VariableDescriptionRecommended value
CODECS_PRIORITYList or dictionary defining the preferred audio codecs for SIP calls. Leave {} for automatic negotiation.{}
SESSION_TIMEOUT_SECTime (in seconds) before a session is closed after the last message. Should not be shorter than the longest speech segment in the dialogue.120
WHISPER_LANGUAGELanguage code for Whisper STT (use if you know the expected caller language for better recognition).en
USER_SALIENCE_TIMEOUT_MSTime (in milliseconds) before session closes after the last human message. Should not be shorter than the longest AI speech in the dialog.100000
INTERRUPTIONS_ARE_ALLOWEDAllow the human speaker to interrupt AI speech.False
START_PHRASEFixed opening phrase for the agent. Helps control token usage and ensures consistent greetings."Hello, this is Anna. How can I assist you today?"

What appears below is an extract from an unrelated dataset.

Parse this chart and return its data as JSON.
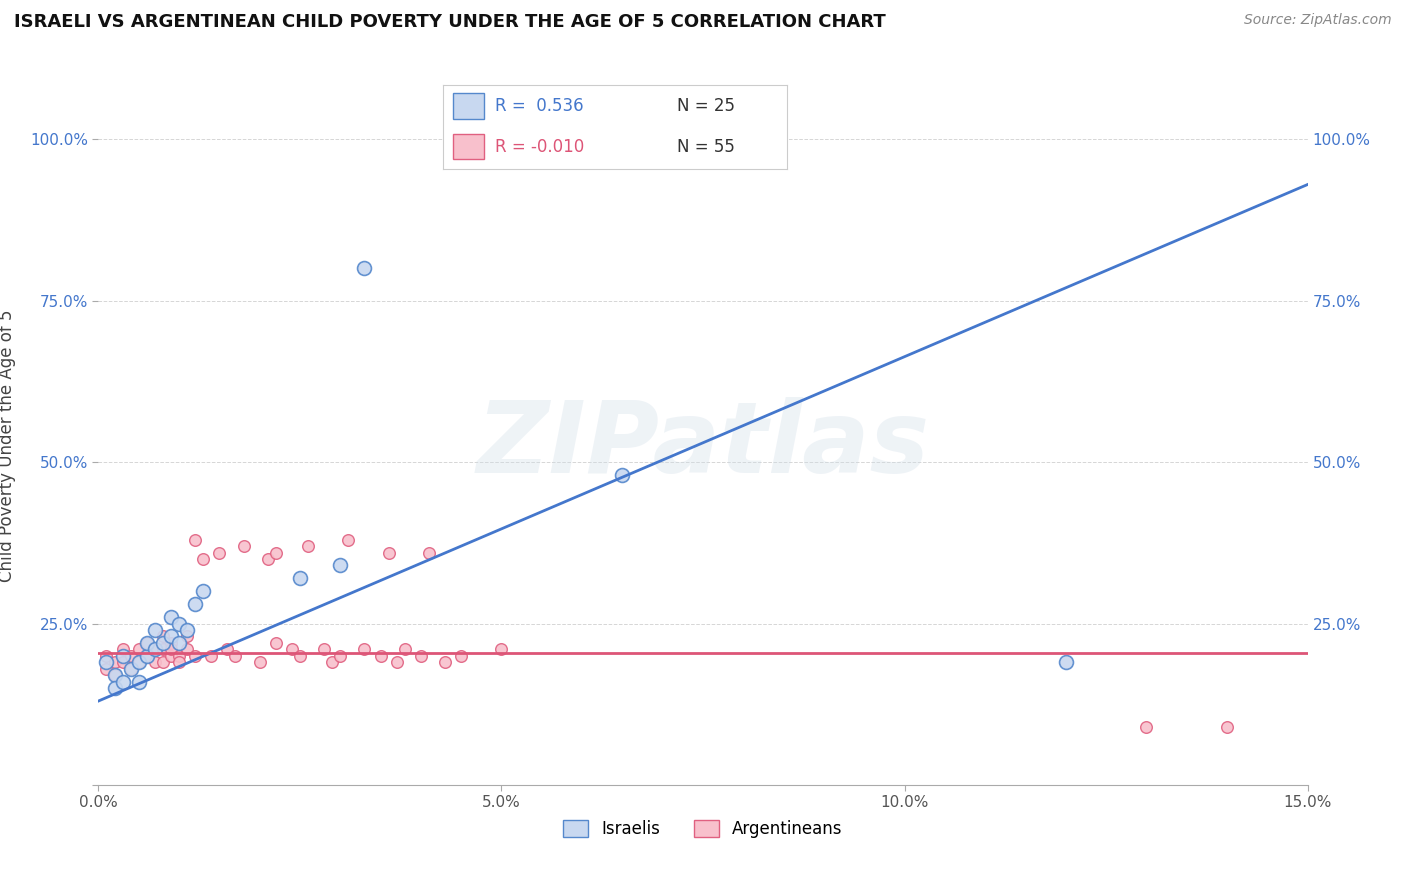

Voice Detection and Timing Parameters

These settings control the Voice Activity Detection (VAD) system — when the agent detects pauses, starts, or ends speech.

VariableDescriptionDefault
VAD_THRESHOLDSensitivity threshold for detecting speech. Higher = less sensitive.0.65
VAD_SPEECH_PROB_WINDOWWindow size for calculating speech probability.3
VAD_MIN_SPEECH_DURATION_MSMinimum speech duration to register as valid speech.250
VAD_MIN_SILENCE_DURATION_MSMinimum silence duration to register as pause.350
VAD_SPEECH_PAD_MSAdditional buffer (in ms) before and after speech segments.700
LONG_PAUSE_OFFSET_MSDefines a long pause threshold (used to detect intent to end or wait).850
SHORT_PAUSE_OFFSET_MSDefines short pause timing (used for natural conversation pacing).200
VAD_CORRECTION_ENTER_THRESHOLDThreshold for entering speech detection mode.0.6
VAD_CORRECTION_EXIT_THRESHOLDThreshold for exiting speech detection mode.0.35

SIP and Logging Parameters

VariableDescriptionDefault
SIP_EARLY_EOCEnables early end-of-call signaling in SIP. Usually left disabled.false
PJSIP_LOG_LEVELVerbosity level for SIP library logs. Higher value = more detailed logs.4

At minimum, you must set:

  • CODECS_PRIORITY
  • SESSION_TIMEOUT_SEC

It is strongly recommended to also set:

  • WHISPER_LANGUAGE
  • USER_SALIENCE_TIMEOUT_MS
  • INTERRUPTIONS_ARE_ALLOWED
  • START_PHRASE
  • SESSION_VERSION

All other parameters can remain at default values unless advanced tuning is required.